Okay, so I'm learning some QFT, I read through Bogoliubov, Shirkov Introduction to Quantized Fields up to the section on renormalization, and then wanted to see a more modern point of view- so I started a-googling and now I'm coming to understand a bit more about gauge theories and what exactly the Standard Model is.
ANYWAY- I'm still a bit troubled and confused about the basis of the whole theory. So many physically 'real' phenomena arise out of pure formalisms involved with perturbation, such as the actual interactions mediated by gauge bosons which, in a way, are just pieces of terms in a perturbative expansion- correct? They're also, conveniently and beautifully, artifacts emerging from the structure of gauge formalism.

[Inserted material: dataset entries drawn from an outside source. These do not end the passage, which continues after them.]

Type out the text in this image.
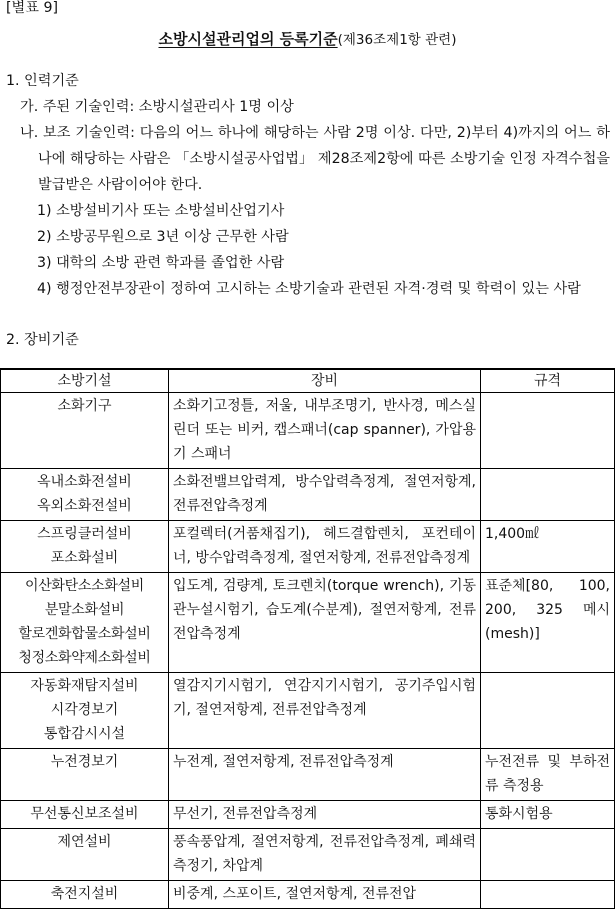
[별표 9]
소방시설관리업의 등록기준(제36조제1항 관련)
1. 인력기준
가. 주된 기술인력: 소방시설관리사 1명 이상
나. 보조 기술인력: 다음의 어느 하나에 해당하는 사람 2명 이상. 다만, 2)부터 4)까지의 어느 하나에 해당하는 사람은 「소방시설공사업법」 제28조제2항에 따른 소방기술 인정 자격수첩을 발급받은 사람이어야 한다.
1) 소방설비기사 또는 소방설비산업기사
2) 소방공무원으로 3년 이상 근무한 사람
3) 대학의 소방 관련 학과를 졸업한 사람
4) 행정안전부장관이 정하여 고시하는 소방기술과 관련된 자격·경력 및 학력이 있는 사람
2. 장비기준
소방기설	장비	규격

소화기구	소화기고정틀, 저울, 내부조명기, 반사경, 메스실린더 또는 비커, 캡스패너(cap spanner), 가압용기 스패너	

옥내소화전설비
옥외소화전설비	소화전밸브압력계, 방수압력측정계, 절연저항계, 전류전압측정계	

스프링클러설비
포소화설비	포컬렉터(거품채집기), 헤드결합렌치, 포컨테이너, 방수압력측정계, 절연저항계, 전류전압측정계	1,400㎖

이산화탄소소화설비
분말소화설비
할로겐화합물소화설비
청정소화약제소화설비	입도계, 검량계, 토크렌치(torque wrench), 기동관누설시험기, 습도계(수분계), 절연저항계, 전류전압측정계	표준체[80, 100, 200, 325 메시(mesh)]

자동화재탐지설비
시각경보기
통합감시시설	열감지기시험기, 연감지기시험기, 공기주입시험기, 절연저항계, 전류전압측정계	

누전경보기	누전계, 절연저항계, 전류전압측정계	누전전류 및 부하전류 측정용

무선통신보조설비	무선기, 전류전압측정계	통화시험용

제연설비	풍속풍압계, 절연저항계, 전류전압측정계, 폐쇄력측정기, 차압계	

축전지설비	비중계, 스포이트, 절연저항계, 전류전압	
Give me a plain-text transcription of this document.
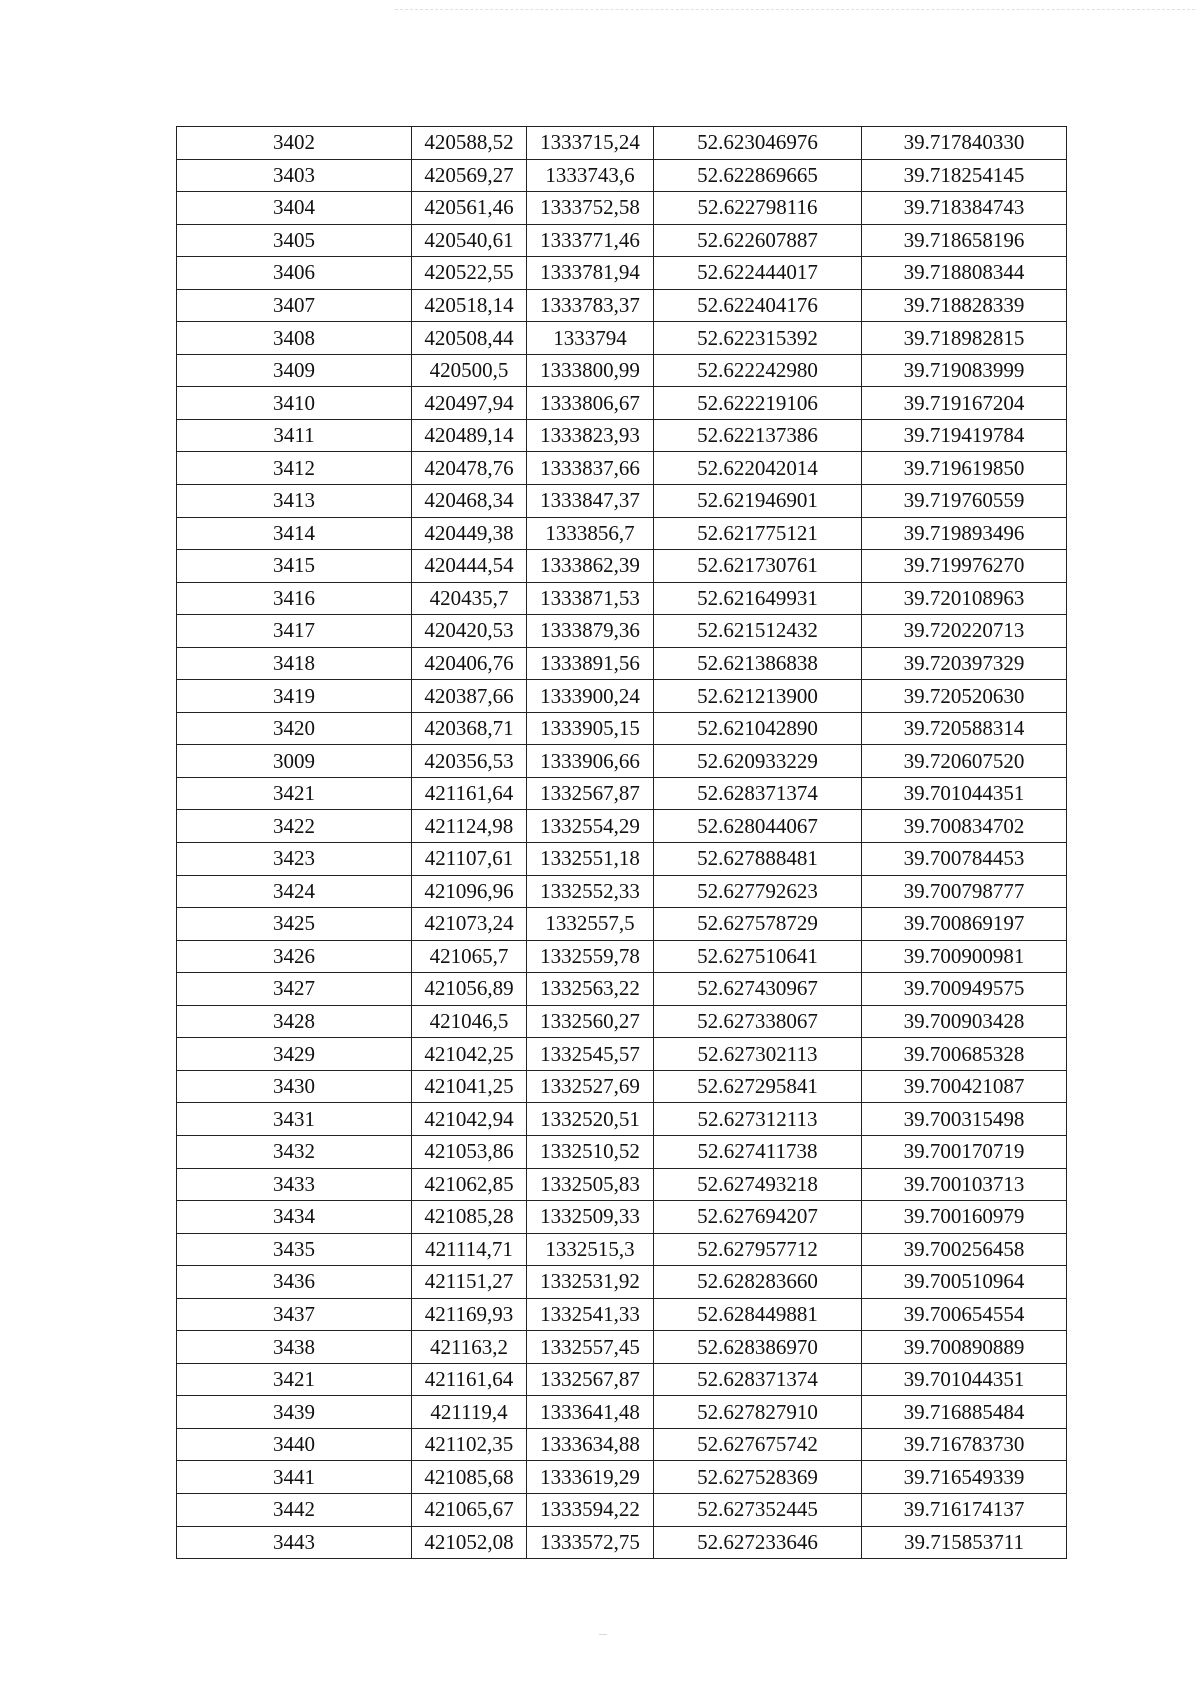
3402	420588,52	1333715,24	52.623046976	39.717840330
3403	420569,27	1333743,6	52.622869665	39.718254145
3404	420561,46	1333752,58	52.622798116	39.718384743
3405	420540,61	1333771,46	52.622607887	39.718658196
3406	420522,55	1333781,94	52.622444017	39.718808344
3407	420518,14	1333783,37	52.622404176	39.718828339
3408	420508,44	1333794	52.622315392	39.718982815
3409	420500,5	1333800,99	52.622242980	39.719083999
3410	420497,94	1333806,67	52.622219106	39.719167204
3411	420489,14	1333823,93	52.622137386	39.719419784
3412	420478,76	1333837,66	52.622042014	39.719619850
3413	420468,34	1333847,37	52.621946901	39.719760559
3414	420449,38	1333856,7	52.621775121	39.719893496
3415	420444,54	1333862,39	52.621730761	39.719976270
3416	420435,7	1333871,53	52.621649931	39.720108963
3417	420420,53	1333879,36	52.621512432	39.720220713
3418	420406,76	1333891,56	52.621386838	39.720397329
3419	420387,66	1333900,24	52.621213900	39.720520630
3420	420368,71	1333905,15	52.621042890	39.720588314
3009	420356,53	1333906,66	52.620933229	39.720607520
3421	421161,64	1332567,87	52.628371374	39.701044351
3422	421124,98	1332554,29	52.628044067	39.700834702
3423	421107,61	1332551,18	52.627888481	39.700784453
3424	421096,96	1332552,33	52.627792623	39.700798777
3425	421073,24	1332557,5	52.627578729	39.700869197
3426	421065,7	1332559,78	52.627510641	39.700900981
3427	421056,89	1332563,22	52.627430967	39.700949575
3428	421046,5	1332560,27	52.627338067	39.700903428
3429	421042,25	1332545,57	52.627302113	39.700685328
3430	421041,25	1332527,69	52.627295841	39.700421087
3431	421042,94	1332520,51	52.627312113	39.700315498
3432	421053,86	1332510,52	52.627411738	39.700170719
3433	421062,85	1332505,83	52.627493218	39.700103713
3434	421085,28	1332509,33	52.627694207	39.700160979
3435	421114,71	1332515,3	52.627957712	39.700256458
3436	421151,27	1332531,92	52.628283660	39.700510964
3437	421169,93	1332541,33	52.628449881	39.700654554
3438	421163,2	1332557,45	52.628386970	39.700890889
3421	421161,64	1332567,87	52.628371374	39.701044351
3439	421119,4	1333641,48	52.627827910	39.716885484
3440	421102,35	1333634,88	52.627675742	39.716783730
3441	421085,68	1333619,29	52.627528369	39.716549339
3442	421065,67	1333594,22	52.627352445	39.716174137
3443	421052,08	1333572,75	52.627233646	39.715853711
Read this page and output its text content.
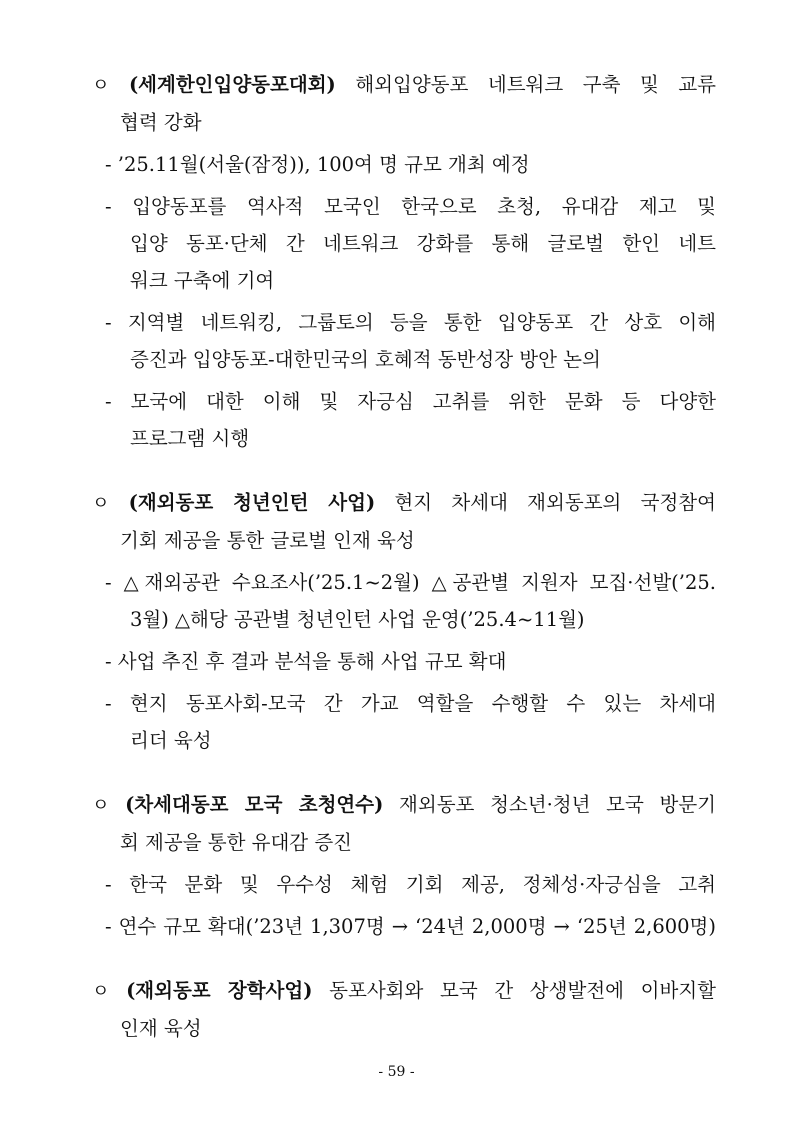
ㅇ (세계한인입양동포대회) 해외입양동포 네트워크 구축 및 교류
협력 강화
- ’25.11월(서울(잠정)), 100여 명 규모 개최 예정
- 입양동포를 역사적 모국인 한국으로 초청, 유대감 제고 및
입양 동포·단체 간 네트워크 강화를 통해 글로벌 한인 네트
워크 구축에 기여
- 지역별 네트워킹, 그룹토의 등을 통한 입양동포 간 상호 이해
증진과 입양동포-대한민국의 호혜적 동반성장 방안 논의
- 모국에 대한 이해 및 자긍심 고취를 위한 문화 등 다양한
프로그램 시행
ㅇ (재외동포 청년인턴 사업) 현지 차세대 재외동포의 국정참여
기회 제공을 통한 글로벌 인재 육성
- △재외공관 수요조사(’25.1~2월) △공관별 지원자 모집·선발(’25.
3월) △해당 공관별 청년인턴 사업 운영(’25.4~11월)
- 사업 추진 후 결과 분석을 통해 사업 규모 확대
- 현지 동포사회-모국 간 가교 역할을 수행할 수 있는 차세대
리더 육성
ㅇ (차세대동포 모국 초청연수) 재외동포 청소년·청년 모국 방문기
회 제공을 통한 유대감 증진
- 한국 문화 및 우수성 체험 기회 제공, 정체성·자긍심을 고취
- 연수 규모 확대(’23년 1,307명 → ‘24년 2,000명 → ‘25년 2,600명)
ㅇ (재외동포 장학사업) 동포사회와 모국 간 상생발전에 이바지할
인재 육성
- 59 -
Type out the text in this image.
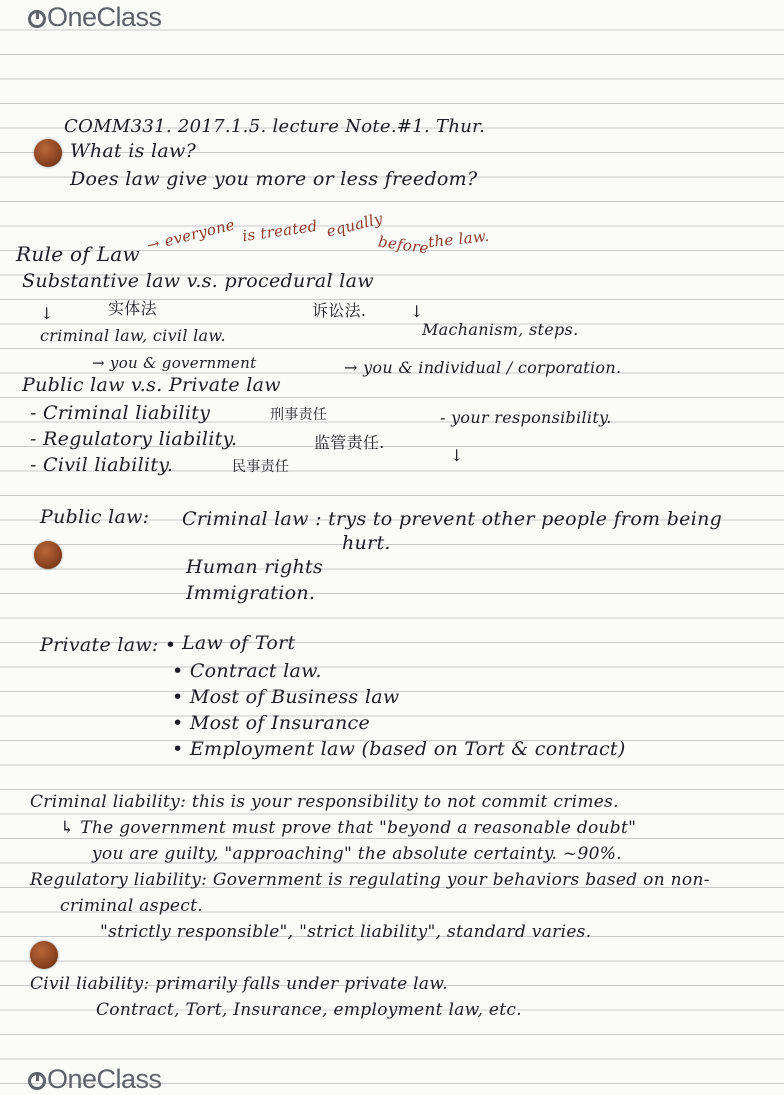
OneClass
COMM331. 2017.1.5. lecture Note.#1. Thur.
What is law?
Does law give you more or less freedom?
Rule of Law → everyone is treated equally
before
the law.
Substantive law v.s. procedural law
实体法	诉讼法.
↓	↓
criminal law, civil law.	Machanism, steps.
→ you & government
Public law v.s. Private law
→ you & individual / corporation.
- Criminal liability
- Regulatory liability.
- Civil liability.
刑事责任
监管责任.
民事责任
- your responsibility.
↓
Public law: Criminal law : trys to prevent other people from being
hurt.
Human rights
Immigration.
Private law: • Law of Tort
• Contract law.
• Most of Business law
• Most of Insurance
• Employment law (based on Tort & contract)
Criminal liability: this is your responsibility to not commit crimes.
↳ The government must prove that "beyond a reasonable doubt"
you are guilty, "approaching" the absolute certainty. ~90%.
Regulatory liability: Government is regulating your behaviors based on non-
criminal aspect.
"strictly responsible", "strict liability", standard varies.
Civil liability: primarily falls under private law.
Contract, Tort, Insurance, employment law, etc.
OneClass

Now, I do quite love this abstract nonsense, but isn't this fundamentally different from the physical reality arising in other branches of physics? In GR, another (gauge?) field theory, the stance on reality is quite different.
That is- How does one place QFT's reality in context with that of other areas of physics?
EDIT- By 'reality' I mean those phenomena exhibited by the formalisms that are to be considered physical, as opposed to unphysical. For example, again in GR there is a consensus that some regions of Schwarzschild are not 'real', so we concern ourselves with the dynamics of the other regions. Trying to weed through QFT with this sort of logic seems very difficult.